You know At this point , i'm convinced that ninety percent of the problems we have in the west can be solved by telling women no

    Replies included:

    A woman's worst enemy is often herself.

    I need to rewatch the "How women; destroy civilizations" video



Women when given power they mess everything up every single time 


“Women In Charge - Chaos Assured”.


It does rather feel like western civilization went into decline after female suffrage. . . . 


women use to play hard to get, now they are hard to want 


Women have destroyed this nation never forget that.


Disappointed by the extent to which Methodism and the Church of England have been dominated in their thinking by the modern version of Leftist thinking (what is generally described as Woke), I have wondered if I would feel more at home in the Catholic or Orthodox wings of the church. But again, I was dismayed by the extreme nature of misogynist attitudes expressed when Dame Sarah Mulally was chosen as the Archbishop of Canterbury. I think these could be summed up by the person who commented on a podcast by a Catholic Youtuber, saying that 'there was a reason Satan targeted Eve rather than Adam'. It felt as if we were regressing to some of the more depressing attitudes prevalent among the Church Fathers — John Chrysostom, Augustine of Hippo, and Jerome, among others — calling women weak and fickle, and the devil's gateway, and created purely for procreation and nothing else.

The thing is, though I find the traditions and liturgies of the Catholic wing of the church beautiful, I would only be pretending if I lined up behind such attitudes.

As to priesthood in the church, and whether it should be extended to women or limited to men, I personally think — neither.
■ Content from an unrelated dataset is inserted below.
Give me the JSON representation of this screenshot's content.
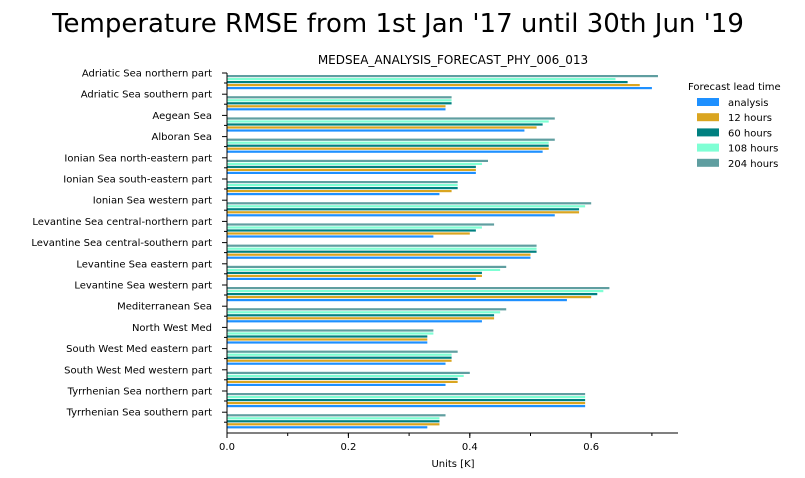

I lean more to the Quaker testimonies of peace, equality, simplicity and integrity; but though Quaker meeting is wonderful, it is less and less Christo-centric in the UK (and that matters to me), and I think worship without hymnody is missing something vital, and I don't feel drawn to the political activism of the Quakers.

I would like church to be a circle more than a pyramid. I would like leaders to emerge rather than be imposed. I believe in the priesthood of all believers and the high-priesthood of Jesus; I'm not sure about having a priestly caste within the church. But I could live in peace with it — I don't feel the need to agree with everything; to some extent all institutions are one-size-fits-none. I am still exploring and searching for a way to fit in, a community to belong.

I feel queasy about designation of gender rĂ´les. I do believe that in general women tend towards different occupations from the men. I do think that in general men are more competitive and women more collaborative. I think there are generalisations one can make. But I would want to stop there. When I heard Dr Gavin Ashenden opine that men can be priests and women can't, in the same way women can have babies and men can't, I thought that was a false dichotomy — ideology and biology are not the same thing. 

Looking back in the history of England, at Hilda of Whitby, Julian of Norwich, Queen Elizabeth I, Susanna Wesley — or coming to modern times, such figures as Margaret Thatcher and Queen Elizabeth II — regardless of whether one shares the outlook of the individual woman, how could one credibly say that when women are given power they mess up every single time, or that women are weak and fickle and created purely for procreation? The evidence simply isn't there, the ideology has no inherent logic.

So in all, I find myself truly at home neither with the Right nor the Left politically, neither with the Low nor the High when it comes to church.

I think there is room for anybody's opinion, but I can go along with neither the idea that a man can become a woman, nor with the idea that a woman is the gateway of hell. I think a woman, like a man, is just a person, and that each of us is individually and personally called by God, not according to our body but according to our soul.